I didn't mention the source code and the topic was providing your script/program, not the source code. I don't know what the fuck you're responding to. It's like you're deliberately responding to something else, entirely.
You didn't even prove I was lying by providing the program used for this review.
I still have the v1 programs if someone wants to try it on their VPS and see random numbers. It's just a waste of time. Anyone can search your old threads and see my posts and screenshots from the app.
(Also, you 100% got feedback. Lots of negative from me, and another user asked you about the code specifically).
Not only is the binary available but I in fact even created a Windows version for a LET user who asked for it.
And no, I did not get feedback re the source code, zero, none. I got feedback re the benchmarks/reviews I did with my software, some of it, yours, utterly clueless but consistently salty, occasionally negative from some others and mostly positive.
Being at it, let me make it clear: I had and have multiple providers, small, mid-size, and large, expressly asking me to benchmark their products, sometimes even just for their own internal use. Also, some authors of other benchmarks (scripts in their case) have publicly declared to be interested in me providing a library, e.g. for disk testing, to them, because, as at least one of them honestly said, he doesn't really know much about it.

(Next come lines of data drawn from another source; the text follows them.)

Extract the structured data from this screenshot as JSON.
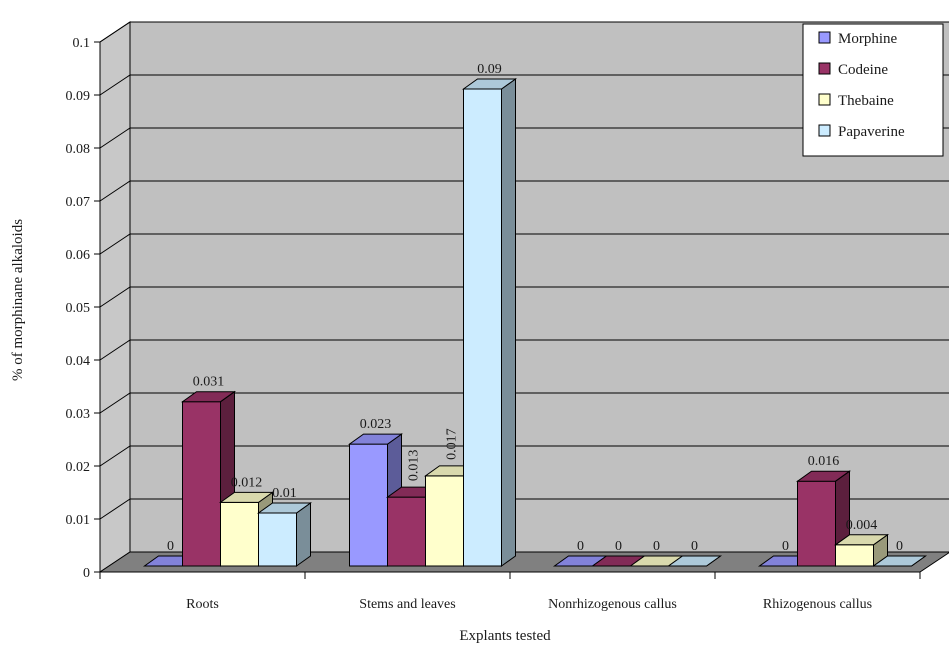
{
  "chart_data": {
    "type": "bar",
    "title": "",
    "xlabel": "Explants tested",
    "ylabel": "% of morphinane alkaloids",
    "ylim": [
      0,
      0.1
    ],
    "yticks": [
      "0",
      "0.01",
      "0.02",
      "0.03",
      "0.04",
      "0.05",
      "0.06",
      "0.07",
      "0.08",
      "0.09",
      "0.1"
    ],
    "grid": true,
    "legend_position": "top-right",
    "categories": [
      "Roots",
      "Stems and leaves",
      "Nonrhizogenous callus",
      "Rhizogenous callus"
    ],
    "series": [
      {
        "name": "Morphine",
        "color": "#9999ff",
        "values": [
          0,
          0.023,
          0,
          0
        ],
        "labels": [
          "0",
          "0.023",
          "0",
          "0"
        ]
      },
      {
        "name": "Codeine",
        "color": "#993366",
        "values": [
          0.031,
          0.013,
          0,
          0.016
        ],
        "labels": [
          "0.031",
          "0.013",
          "0",
          "0.016"
        ]
      },
      {
        "name": "Thebaine",
        "color": "#ffffcc",
        "values": [
          0.012,
          0.017,
          0,
          0.004
        ],
        "labels": [
          "0.012",
          "0.017",
          "0",
          "0.004"
        ]
      },
      {
        "name": "Papaverine",
        "color": "#ccecff",
        "values": [
          0.01,
          0.09,
          0,
          0
        ],
        "labels": [
          "0.01",
          "0.09",
          "0",
          "0"
        ]
      }
    ]
  }
}
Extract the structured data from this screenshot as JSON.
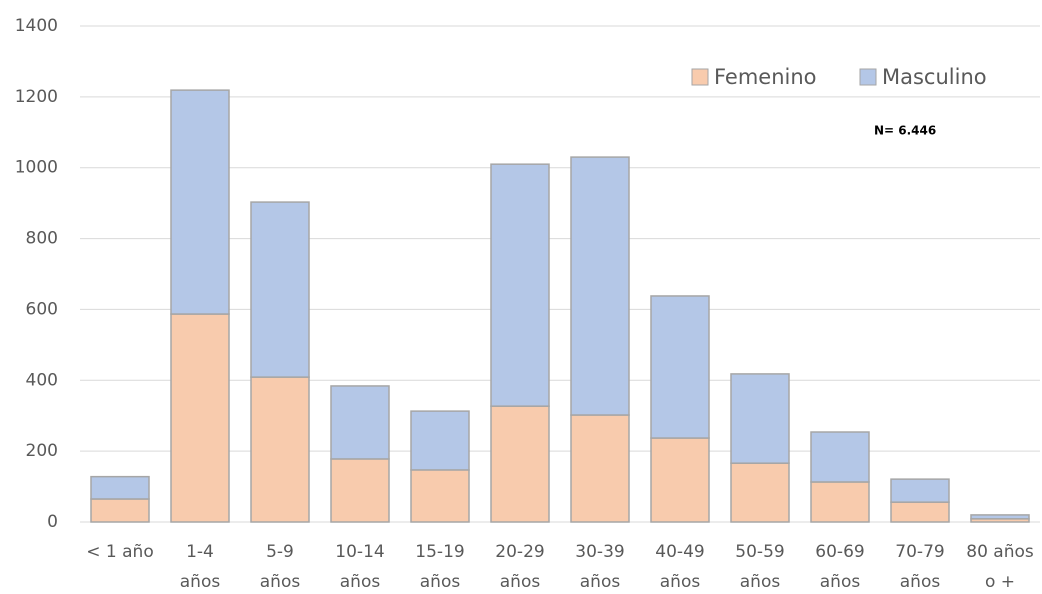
{
  "chart_data": {
    "type": "stacked_bar",
    "categories": [
      [
        "< 1 año"
      ],
      [
        "1-4",
        "años"
      ],
      [
        "5-9",
        "años"
      ],
      [
        "10-14",
        "años"
      ],
      [
        "15-19",
        "años"
      ],
      [
        "20-29",
        "años"
      ],
      [
        "30-39",
        "años"
      ],
      [
        "40-49",
        "años"
      ],
      [
        "50-59",
        "años"
      ],
      [
        "60-69",
        "años"
      ],
      [
        "70-79",
        "años"
      ],
      [
        "80 años",
        "o +"
      ]
    ],
    "series": [
      {
        "name": "Femenino",
        "color": "#f8cbad",
        "values": [
          65,
          587,
          409,
          178,
          147,
          327,
          302,
          237,
          166,
          113,
          56,
          9
        ]
      },
      {
        "name": "Masculino",
        "color": "#b4c7e7",
        "values": [
          63,
          632,
          494,
          206,
          166,
          683,
          728,
          401,
          252,
          141,
          65,
          11
        ]
      }
    ],
    "ylim": [
      0,
      1400
    ],
    "yticks": [
      0,
      200,
      400,
      600,
      800,
      1000,
      1200,
      1400
    ],
    "grid": true,
    "annotation": "N= 6.446",
    "legend": "top-right"
  }
}
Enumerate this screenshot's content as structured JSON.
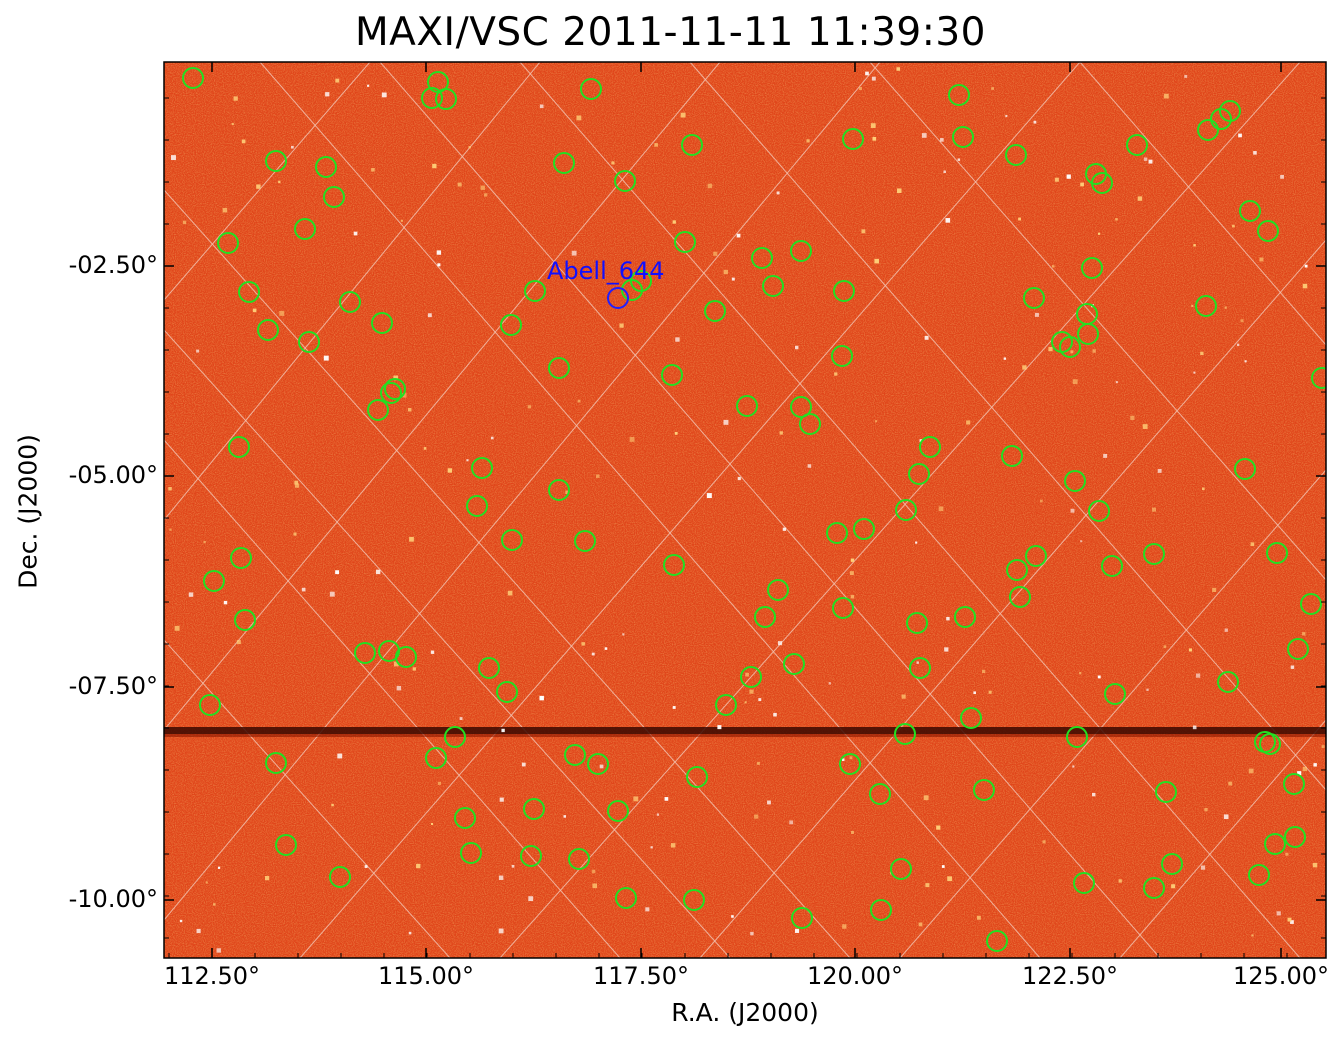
{
  "title": "MAXI/VSC 2011-11-11 11:39:30",
  "xlabel": "R.A. (J2000)",
  "ylabel": "Dec. (J2000)",
  "colors": {
    "background": "#e0451a",
    "grid": "#f2c2b0",
    "source_circle": "#22e022",
    "target_circle": "#2020ff",
    "target_label": "#1010ff"
  },
  "x_ticks": [
    "112.50°",
    "115.00°",
    "117.50°",
    "120.00°",
    "122.50°",
    "125.00°"
  ],
  "y_ticks": [
    "-02.50°",
    "-05.00°",
    "-07.50°",
    "-10.00°"
  ],
  "target": {
    "name": "Abell_644"
  }
}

Plus I have been invited to be LET/LEBs official benchmarker and have done plenty benchmarks as LET benchmarker.
To make it clear, I'm absolutely ready to stop doing and publishing my benchmarks and reviews, if that is what LET wants, if they prefer your clueless trash talking and bashing over what I have done and am doing for LET/LEB.
In fact, I'm tagging @jbiloh and @raindog308 who also happen to know about certain agreements I happened to honour and you happened to break - again.
That's true. I didn't think I was starting anything new, just restating the past, but I'll bow out now.
No.
Taking a big dump on and fervently bashing me and my work again and then quickly "bowing out" doesn't cut it anymore because you have clearly demonstrated that you don't stick to agreements, nor do you treat a hand reached out friendly to you decently.
Sorry, this time I want a clear and binding solution, because with you generosity, patience and even friendliness just lead to yet another dump attack sooner or later. As you just demonstrated again.
Time out guys. I for one appreciate what @jsg has done thus far, it is a very positive service. There is no need to continue your disagreements as it's obvious that you don't agree with each other. I'm following this thread, and it has derailed into a personal feud. Enough.
Things have only just begun
Lol,
TL;DR: somebody PMS-ing..
Can someone confirm that nested virtualization (svm cpu flag on AMD) is indeed enabled on the production systems? @jsg mentioned the
hypervisor
flag is enabled on his test systems, but I’m not sure this is the same as svm and vmx flags?Contabo support told me nested virtualization is not possible. Maybe they are misinformed?